Both options work with either a query: block (field-mapped virtual table) or a sql: block (raw SELECT). In sql: blocks, use ${view_name} to reference a view's underlying table rather than a hard-coded CATALOG.SCHEMA.TABLE path — it's preferred and stays correct if the table moves. See references/query-view-examples.md for complete YAML for each variant.

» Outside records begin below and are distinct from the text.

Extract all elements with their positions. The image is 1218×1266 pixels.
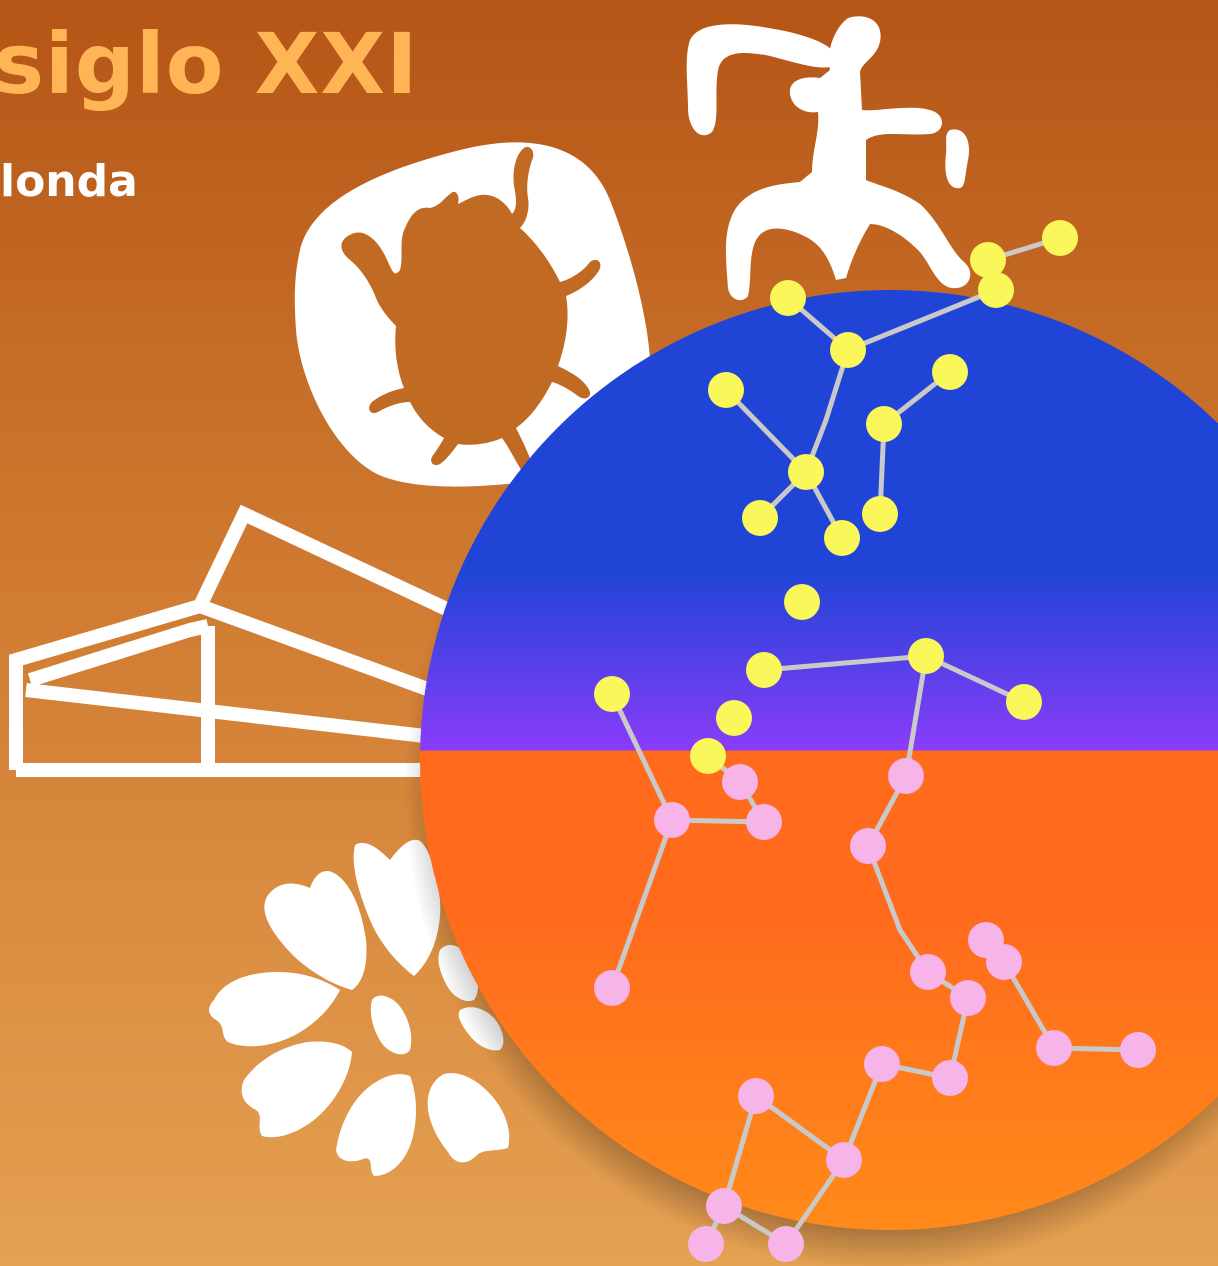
star [1120,1032,1156,1068]
star [932,1060,968,1096]
star [654,802,690,838]
star [888,758,924,794]
star [830,332,866,368]
star [770,280,806,316]
page-title: siglo XXI [0,15,419,113]
star [788,454,824,490]
star [1006,684,1042,720]
petroglyph-figure-icon [686,16,971,301]
star [970,242,1006,278]
star [722,764,758,800]
star [986,944,1022,980]
star [738,1078,774,1114]
star [742,500,778,536]
star [826,1142,862,1178]
star [950,980,986,1016]
star [864,1046,900,1082]
star [708,372,744,408]
star [932,354,968,390]
star [978,272,1014,308]
star [746,652,782,688]
star [594,970,630,1006]
star [908,638,944,674]
building-outline-icon [9,504,473,777]
star [594,676,630,712]
star [1042,220,1078,256]
star [706,1188,742,1224]
pink-stars [594,758,1156,1262]
star [862,496,898,532]
star [688,1226,724,1262]
star [768,1226,804,1262]
star [716,700,752,736]
page-subtitle: londa [0,156,138,207]
star [784,584,820,620]
yellow-stars [594,220,1078,774]
star [866,406,902,442]
star [1036,1030,1072,1066]
star [690,738,726,774]
beetle-badge-icon [294,142,651,487]
star [910,954,946,990]
star [824,520,860,556]
star [746,804,782,840]
star [850,828,886,864]
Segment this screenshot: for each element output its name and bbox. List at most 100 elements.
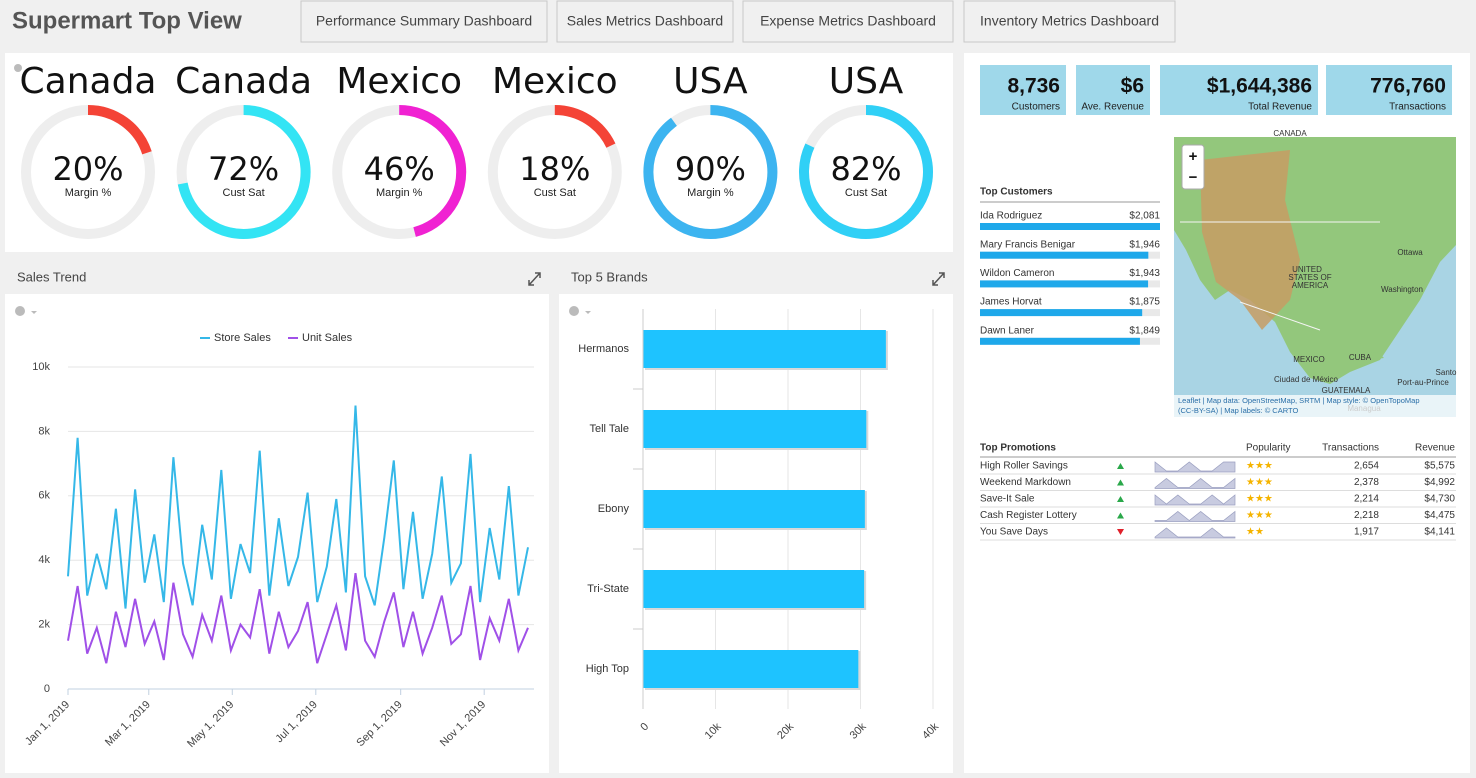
gauge-caption: Margin % xyxy=(376,187,423,199)
bar xyxy=(980,223,1160,230)
map-label: MEXICO xyxy=(1293,355,1325,364)
nav-tab[interactable]: Inventory Metrics Dashboard xyxy=(963,0,1176,43)
kpi-value: $6 xyxy=(1121,75,1144,98)
sparkline xyxy=(1154,477,1236,489)
tab-label[interactable]: Performance Summary Dashboard xyxy=(316,13,532,29)
y-tick-label: Tell Tale xyxy=(589,423,629,435)
sparkline xyxy=(1154,494,1236,506)
settings-icon[interactable] xyxy=(15,306,37,316)
map-label: AMERICA xyxy=(1292,281,1329,290)
promo-transactions: 2,218 xyxy=(1354,510,1379,521)
map-relief xyxy=(1200,150,1300,330)
bar xyxy=(643,410,867,448)
series-line xyxy=(67,572,529,664)
tab-button[interactable] xyxy=(300,0,548,43)
gauge-arc xyxy=(643,105,778,239)
kpi-value: 776,760 xyxy=(1370,75,1446,98)
gauge-title: Canada xyxy=(175,61,312,102)
trend-arrow xyxy=(1117,529,1124,535)
kpi-value: $1,644,386 xyxy=(1207,75,1312,98)
kpi-box xyxy=(980,65,1066,115)
promo-name: Cash Register Lottery xyxy=(980,510,1077,521)
kpi-label: Ave. Revenue xyxy=(1081,102,1144,113)
gauge-value: 46% xyxy=(364,150,435,188)
tab-label[interactable]: Inventory Metrics Dashboard xyxy=(980,13,1159,29)
panel-title: Sales Trend xyxy=(17,269,86,284)
zoom-control[interactable] xyxy=(1181,144,1205,190)
y-tick-label: 10k xyxy=(32,361,50,373)
expand-icon[interactable] xyxy=(932,272,945,286)
customer-amount: $1,875 xyxy=(1129,297,1160,308)
gauge-arc xyxy=(799,105,933,239)
popularity-stars: ★★★ xyxy=(1246,477,1273,488)
customer-name: Dawn Laner xyxy=(980,325,1035,336)
page-title: Supermart Top View xyxy=(12,7,242,34)
expand-icon[interactable] xyxy=(528,272,541,286)
tab-label[interactable]: Sales Metrics Dashboard xyxy=(567,13,723,29)
settings-icon[interactable] xyxy=(569,306,591,316)
map-attribution: Leaflet | Map data: OpenStreetMap, SRTM … xyxy=(1178,396,1420,405)
promo-revenue: $4,475 xyxy=(1424,510,1455,521)
zoom-button[interactable]: + xyxy=(1189,148,1198,165)
map-border xyxy=(1239,301,1321,331)
gauge-value: 18% xyxy=(519,150,590,188)
y-tick-label: Hermanos xyxy=(578,343,629,355)
trend-arrow xyxy=(1117,463,1124,469)
settings-icon[interactable] xyxy=(14,64,22,72)
gauge-title: Canada xyxy=(20,61,157,102)
gauge-arc xyxy=(87,105,152,155)
nav-tab[interactable]: Expense Metrics Dashboard xyxy=(742,0,954,43)
tab-button[interactable] xyxy=(556,0,734,43)
map-land xyxy=(1350,352,1384,362)
customer-amount: $1,849 xyxy=(1129,325,1160,336)
zoom-button[interactable]: − xyxy=(1189,169,1198,186)
tab-label[interactable]: Expense Metrics Dashboard xyxy=(760,13,936,29)
sparkline xyxy=(1154,461,1236,473)
map-label: Ottawa xyxy=(1397,248,1423,257)
tab-button[interactable] xyxy=(742,0,954,43)
bar xyxy=(643,490,865,528)
sparkline xyxy=(1154,510,1236,522)
panel-title: Top 5 Brands xyxy=(571,269,648,284)
map-label: Port-au-Prince xyxy=(1397,378,1449,387)
tab-button[interactable] xyxy=(963,0,1176,43)
gauge-value: 72% xyxy=(208,150,279,188)
gauge-title: USA xyxy=(673,61,748,102)
legend-label: Store Sales xyxy=(214,332,271,344)
gauge-caption: Margin % xyxy=(687,187,734,199)
customer-name: Mary Francis Benigar xyxy=(980,239,1076,250)
gauge-arc xyxy=(399,105,467,237)
map-label: Washington xyxy=(1381,285,1423,294)
nav-tab[interactable]: Performance Summary Dashboard xyxy=(300,0,548,43)
customer-name: Wildon Cameron xyxy=(980,268,1054,279)
bar xyxy=(643,570,865,608)
gauge-panel xyxy=(5,53,953,252)
gauge-caption: Cust Sat xyxy=(223,187,265,199)
y-tick-label: 8k xyxy=(38,425,50,437)
promo-revenue: $4,730 xyxy=(1424,494,1455,505)
bar xyxy=(980,337,1140,345)
promo-transactions: 1,917 xyxy=(1354,527,1379,538)
nav-tab[interactable]: Sales Metrics Dashboard xyxy=(556,0,734,43)
y-tick-label: 2k xyxy=(38,619,50,631)
y-tick-label: Ebony xyxy=(598,503,630,515)
popularity-stars: ★★★ xyxy=(1246,510,1273,521)
map-label: STATES OF xyxy=(1288,273,1331,282)
promo-transactions: 2,654 xyxy=(1354,461,1379,472)
bar xyxy=(980,280,1149,288)
gauge-arc xyxy=(177,105,311,239)
customer-amount: $1,943 xyxy=(1129,268,1160,279)
y-tick-label: 4k xyxy=(38,554,50,566)
trend-arrow xyxy=(1117,512,1124,519)
gauge-arc xyxy=(554,105,616,148)
column-header: Top Promotions xyxy=(980,443,1056,454)
popularity-stars: ★★★ xyxy=(1246,494,1273,505)
promo-revenue: $4,992 xyxy=(1424,477,1455,488)
kpi-box xyxy=(1160,65,1318,115)
gauge-value: 90% xyxy=(675,150,746,188)
popularity-stars: ★★★ xyxy=(1246,461,1273,472)
map-attribution: (CC-BY-SA) | Map labels: © CARTO xyxy=(1178,406,1298,415)
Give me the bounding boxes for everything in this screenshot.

If the user is unsure which field is unique, ask before writing the view. A query view without a primary key will trigger a "Joins fan out the data without a primary key" error when joined. See: https://community.omni.co/t/why-am-i-getting-the-error-joins-fan-out-the-data-without-a-primary-key/37
Query views can also be defined inline within a topic's views: block, scoping the virtual table to that topic only. See references/topic-scoped-views.md for an example.
| Error | Fix |
|---|---|
| "No view X" | Check view name spelling |
| "No join path from X to Y" | Add a relationship |
| "Duplicate field name" | Remove duplicate or rename (or suppress with hidden: true if one is auto-generated) |
| "Invalid YAML syntax" | Check indentation (2 spaces, no tabs) |
| Fanout / incorrect aggregations on joins | Add primary_key: true to the joined view — every view that participates in a join must have a primary key |
Column reference error (e.g., "Column X not found") | Check that the table exists and your Omni connection has access |
| Duplicate view appeared at the repo root after an edit | You wrote with a bare fileName instead of the file's full path. Delete the stray root file (send empty yaml to it) and re-write using the exact files key, including its folder prefix (e.g. MARTS/) |
If the model doesn't reflect the database (missing columns/tables, wrong types, broken references), trigger a schema refresh (see "Schema Refresh" above), then omni models validate <modelId>. Field-name collisions and broken column references are usually fixed with hidden: true or a rename (see "Common Validation Errors"); persistent missing tables mean the connection lacks access to that database/schema.